In reading this speech, the question naturally arises, What has given this new and singular shape to his policy? What terrible signs in the firmament, moral and political, has this prophet of tyranny discovered? Why does he abandon, or seem to abandon his notions of extending slavery in Mexico? From whence come those gloomy apprehensions which he so eloquently sets forth in the Senate? Happily for us, we need not long remain in doubt. A little reflection supplies the required information. Mr. Calhoun is a slaveholder. Slaveholding has been for years the very sun of his political system. Not a measure has been proposed or adopted by by him, but has been thoroughly examined in the red light of slavery. In this light he regards men as well as measures. It is his great test of character. Unite with him in this, and he will forget all other differences; differ from him in this, and he forgets and repudiates all other points of agreement. He regards Slavery as the very "corner-stone of our republican institutions,"—as the "most safe and stable basis of free institutions in the world;" and so far from being in any sense an evil, he considers it a positive good. He speaks as coolly about a man in fetters as he would of a horse in harness. The condition of the former is to his mind as proper as that of the latter. His iron heart is yet to throb the first time in pity for the heart-broken slave; and his lips have yet to confess the first sting of a guilty conscience.
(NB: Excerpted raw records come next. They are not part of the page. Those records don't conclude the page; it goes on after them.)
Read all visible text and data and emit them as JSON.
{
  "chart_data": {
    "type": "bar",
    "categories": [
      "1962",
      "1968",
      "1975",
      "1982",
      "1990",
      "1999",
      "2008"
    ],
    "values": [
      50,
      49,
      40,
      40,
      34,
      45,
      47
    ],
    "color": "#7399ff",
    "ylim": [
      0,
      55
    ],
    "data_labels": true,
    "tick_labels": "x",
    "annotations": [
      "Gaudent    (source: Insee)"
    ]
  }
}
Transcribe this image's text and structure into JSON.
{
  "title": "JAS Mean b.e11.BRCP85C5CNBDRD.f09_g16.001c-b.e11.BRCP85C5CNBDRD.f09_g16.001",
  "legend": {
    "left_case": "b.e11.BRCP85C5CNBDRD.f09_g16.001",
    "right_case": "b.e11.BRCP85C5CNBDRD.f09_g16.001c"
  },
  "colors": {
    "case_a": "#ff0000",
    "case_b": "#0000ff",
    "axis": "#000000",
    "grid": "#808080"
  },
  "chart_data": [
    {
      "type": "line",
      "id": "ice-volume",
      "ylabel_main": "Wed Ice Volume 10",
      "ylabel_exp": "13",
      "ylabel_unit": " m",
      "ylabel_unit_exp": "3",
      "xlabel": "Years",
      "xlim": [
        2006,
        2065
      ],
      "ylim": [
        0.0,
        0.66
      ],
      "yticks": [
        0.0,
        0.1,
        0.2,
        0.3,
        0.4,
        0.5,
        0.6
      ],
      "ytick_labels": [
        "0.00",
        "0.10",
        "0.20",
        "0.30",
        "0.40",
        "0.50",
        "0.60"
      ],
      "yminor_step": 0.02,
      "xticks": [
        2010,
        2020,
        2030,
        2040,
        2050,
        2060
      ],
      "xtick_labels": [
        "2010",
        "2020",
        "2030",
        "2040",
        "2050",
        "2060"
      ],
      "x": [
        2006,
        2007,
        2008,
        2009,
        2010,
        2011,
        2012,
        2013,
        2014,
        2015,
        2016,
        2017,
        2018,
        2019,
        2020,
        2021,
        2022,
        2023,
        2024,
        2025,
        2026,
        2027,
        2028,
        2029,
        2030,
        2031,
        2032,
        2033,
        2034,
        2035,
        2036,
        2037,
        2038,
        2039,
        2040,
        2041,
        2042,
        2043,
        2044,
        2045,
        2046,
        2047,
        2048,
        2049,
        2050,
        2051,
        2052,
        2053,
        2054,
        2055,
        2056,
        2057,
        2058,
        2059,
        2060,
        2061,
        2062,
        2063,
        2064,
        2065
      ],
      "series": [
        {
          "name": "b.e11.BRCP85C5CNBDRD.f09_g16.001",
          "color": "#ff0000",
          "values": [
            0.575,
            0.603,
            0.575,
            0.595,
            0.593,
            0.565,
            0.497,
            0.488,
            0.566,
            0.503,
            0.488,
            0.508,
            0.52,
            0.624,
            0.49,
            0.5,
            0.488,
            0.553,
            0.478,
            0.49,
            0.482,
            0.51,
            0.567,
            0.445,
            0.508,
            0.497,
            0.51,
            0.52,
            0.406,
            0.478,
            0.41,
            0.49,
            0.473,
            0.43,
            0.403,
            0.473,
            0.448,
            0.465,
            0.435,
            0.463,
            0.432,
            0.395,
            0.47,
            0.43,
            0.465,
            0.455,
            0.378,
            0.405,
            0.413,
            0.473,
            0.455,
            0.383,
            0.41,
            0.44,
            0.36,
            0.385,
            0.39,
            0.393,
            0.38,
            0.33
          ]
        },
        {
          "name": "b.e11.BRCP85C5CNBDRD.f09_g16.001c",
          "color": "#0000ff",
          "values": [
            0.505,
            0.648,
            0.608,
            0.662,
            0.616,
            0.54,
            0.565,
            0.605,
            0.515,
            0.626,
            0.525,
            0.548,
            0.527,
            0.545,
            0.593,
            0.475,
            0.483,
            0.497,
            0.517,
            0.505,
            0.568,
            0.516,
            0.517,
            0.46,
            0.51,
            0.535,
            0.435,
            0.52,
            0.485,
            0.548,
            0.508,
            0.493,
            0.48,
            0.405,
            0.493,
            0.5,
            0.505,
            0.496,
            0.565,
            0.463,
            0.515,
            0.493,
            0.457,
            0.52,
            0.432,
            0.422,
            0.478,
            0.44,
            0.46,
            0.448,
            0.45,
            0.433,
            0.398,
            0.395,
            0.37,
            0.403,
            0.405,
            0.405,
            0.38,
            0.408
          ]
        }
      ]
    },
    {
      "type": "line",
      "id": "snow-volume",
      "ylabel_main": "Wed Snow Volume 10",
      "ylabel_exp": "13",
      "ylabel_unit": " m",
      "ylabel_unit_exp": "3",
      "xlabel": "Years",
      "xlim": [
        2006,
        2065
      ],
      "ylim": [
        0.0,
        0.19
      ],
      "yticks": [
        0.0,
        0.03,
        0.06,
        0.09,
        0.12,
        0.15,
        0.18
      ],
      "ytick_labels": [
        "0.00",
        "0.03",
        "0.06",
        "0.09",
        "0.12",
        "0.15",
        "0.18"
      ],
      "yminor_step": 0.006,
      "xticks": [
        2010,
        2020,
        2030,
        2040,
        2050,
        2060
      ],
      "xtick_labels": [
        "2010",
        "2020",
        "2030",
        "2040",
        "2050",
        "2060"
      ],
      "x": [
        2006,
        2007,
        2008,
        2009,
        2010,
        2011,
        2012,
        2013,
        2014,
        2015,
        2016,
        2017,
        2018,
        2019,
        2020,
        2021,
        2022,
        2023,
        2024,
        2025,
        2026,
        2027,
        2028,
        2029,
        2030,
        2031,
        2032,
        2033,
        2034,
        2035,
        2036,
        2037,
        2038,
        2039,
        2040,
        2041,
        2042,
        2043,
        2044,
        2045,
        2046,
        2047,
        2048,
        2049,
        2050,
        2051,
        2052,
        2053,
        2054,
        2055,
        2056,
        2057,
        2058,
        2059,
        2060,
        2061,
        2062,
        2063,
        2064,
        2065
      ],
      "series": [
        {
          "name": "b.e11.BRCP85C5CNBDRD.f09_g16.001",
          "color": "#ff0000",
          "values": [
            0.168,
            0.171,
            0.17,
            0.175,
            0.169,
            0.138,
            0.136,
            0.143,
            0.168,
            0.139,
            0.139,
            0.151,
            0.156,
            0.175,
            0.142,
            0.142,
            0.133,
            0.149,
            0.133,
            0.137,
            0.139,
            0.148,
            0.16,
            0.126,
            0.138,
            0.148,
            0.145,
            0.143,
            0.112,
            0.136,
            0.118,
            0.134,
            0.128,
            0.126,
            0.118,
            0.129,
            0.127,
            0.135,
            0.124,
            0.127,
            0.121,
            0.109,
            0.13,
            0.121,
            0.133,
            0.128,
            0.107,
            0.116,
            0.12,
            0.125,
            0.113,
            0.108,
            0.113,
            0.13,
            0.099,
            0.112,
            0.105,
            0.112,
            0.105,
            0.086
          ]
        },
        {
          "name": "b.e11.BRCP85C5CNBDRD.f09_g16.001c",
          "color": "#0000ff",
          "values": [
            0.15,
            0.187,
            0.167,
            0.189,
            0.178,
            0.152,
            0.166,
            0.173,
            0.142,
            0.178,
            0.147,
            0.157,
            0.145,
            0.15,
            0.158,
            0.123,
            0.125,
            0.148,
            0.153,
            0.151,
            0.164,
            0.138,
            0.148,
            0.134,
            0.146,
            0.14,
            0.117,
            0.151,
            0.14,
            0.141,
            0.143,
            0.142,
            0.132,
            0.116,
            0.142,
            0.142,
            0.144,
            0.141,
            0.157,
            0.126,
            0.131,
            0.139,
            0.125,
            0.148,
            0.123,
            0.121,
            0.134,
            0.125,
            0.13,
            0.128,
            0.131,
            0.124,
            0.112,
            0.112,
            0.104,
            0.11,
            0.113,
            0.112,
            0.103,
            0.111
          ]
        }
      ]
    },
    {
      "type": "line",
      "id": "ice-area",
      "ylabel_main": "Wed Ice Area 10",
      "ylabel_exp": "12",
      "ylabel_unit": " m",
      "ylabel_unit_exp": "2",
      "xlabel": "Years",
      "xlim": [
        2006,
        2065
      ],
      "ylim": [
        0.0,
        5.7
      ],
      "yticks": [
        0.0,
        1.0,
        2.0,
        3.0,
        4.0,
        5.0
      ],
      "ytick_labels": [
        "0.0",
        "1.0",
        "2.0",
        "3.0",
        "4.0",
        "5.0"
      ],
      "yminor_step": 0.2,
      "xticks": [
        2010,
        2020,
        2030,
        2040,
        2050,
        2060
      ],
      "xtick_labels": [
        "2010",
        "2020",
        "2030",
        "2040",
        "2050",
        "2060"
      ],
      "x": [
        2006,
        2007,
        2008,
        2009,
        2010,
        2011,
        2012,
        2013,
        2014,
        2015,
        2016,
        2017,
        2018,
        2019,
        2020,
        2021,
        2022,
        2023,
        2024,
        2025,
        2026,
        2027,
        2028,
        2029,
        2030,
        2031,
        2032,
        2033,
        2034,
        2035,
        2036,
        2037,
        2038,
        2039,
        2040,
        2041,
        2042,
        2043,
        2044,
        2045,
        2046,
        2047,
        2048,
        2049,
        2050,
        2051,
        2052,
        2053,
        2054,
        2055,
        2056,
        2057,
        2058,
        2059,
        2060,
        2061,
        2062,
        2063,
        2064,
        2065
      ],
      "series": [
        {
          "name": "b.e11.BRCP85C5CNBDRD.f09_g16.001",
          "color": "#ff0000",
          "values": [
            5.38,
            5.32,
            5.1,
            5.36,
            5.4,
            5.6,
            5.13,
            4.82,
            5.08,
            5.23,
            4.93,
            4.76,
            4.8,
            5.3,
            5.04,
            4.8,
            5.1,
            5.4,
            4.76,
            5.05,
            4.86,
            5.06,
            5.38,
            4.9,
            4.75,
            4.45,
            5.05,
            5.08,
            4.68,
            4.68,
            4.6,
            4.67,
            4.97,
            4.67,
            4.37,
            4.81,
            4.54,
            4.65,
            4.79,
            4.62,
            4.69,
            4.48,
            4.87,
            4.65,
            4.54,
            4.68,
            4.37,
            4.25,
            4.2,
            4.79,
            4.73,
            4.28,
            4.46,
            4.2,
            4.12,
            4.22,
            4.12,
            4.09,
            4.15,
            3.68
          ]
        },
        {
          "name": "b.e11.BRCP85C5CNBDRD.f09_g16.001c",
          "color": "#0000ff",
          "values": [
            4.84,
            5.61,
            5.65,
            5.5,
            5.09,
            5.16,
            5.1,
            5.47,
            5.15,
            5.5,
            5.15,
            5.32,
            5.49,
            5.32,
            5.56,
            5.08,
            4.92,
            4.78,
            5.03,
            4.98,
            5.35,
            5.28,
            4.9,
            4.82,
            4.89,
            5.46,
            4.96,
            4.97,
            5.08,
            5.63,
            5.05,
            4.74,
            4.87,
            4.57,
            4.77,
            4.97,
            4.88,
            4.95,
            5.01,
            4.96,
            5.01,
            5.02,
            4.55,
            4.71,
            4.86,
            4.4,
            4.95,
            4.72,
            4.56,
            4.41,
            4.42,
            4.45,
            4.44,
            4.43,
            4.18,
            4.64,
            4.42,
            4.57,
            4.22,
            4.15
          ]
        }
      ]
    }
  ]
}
What Mr. Calhoun has been, we may well presume he now is; and on the truth of this presumption will depend the correctness of the solution of his motives for opposing the war and abandoning his system of slavery propagandism. He either sees or apprehends danger to slavery, in the prosecution of the war, and the consequent blotting out of the Mexican republic. He begins to see, that to subjugate, and fasten slavery upon a people and territory already free, is a move altogether too bold, and one that must only react against his darling institution. For once, this brass-browed manstealer seems checked in his nefarious designs, by the well-expressed opinions of foreign nations. For once he makes a pause, to learn what the world think of his diabolical movements; and when he hears the adverse report, like the whiskered pirate who prowls along the African coast, when pursued, he counsels his infernal crew to "lay low"—abide their time. Such is Mr. Calhoun's policy. His boldest word is "defence," and his wisest counsel, "masterly inactivity." He does not abandon his prey, but his mode of catching it. He would still the roar of our cannon, which has opened the eye of nations upon as; he would lull them to deep with songs of peace, that he may do by stealth what seems too hazardous to be done openly. He combines in his composition the boldness of the lion and the cunning of the fox; and as he grows old, the latter quality predominates. The time was when he was boldest among the bold; when defying all opposition, he boldly marched unceremoniously to his object. But age has come upon him, teaching him that cunning must supply the place of strength. But we warn him and his companions in crime, that neither strength nor cunning will much longer avail them; their strength shall be broken, their cunning confounded, and their whip-scared victims released from their chain. God speed the day!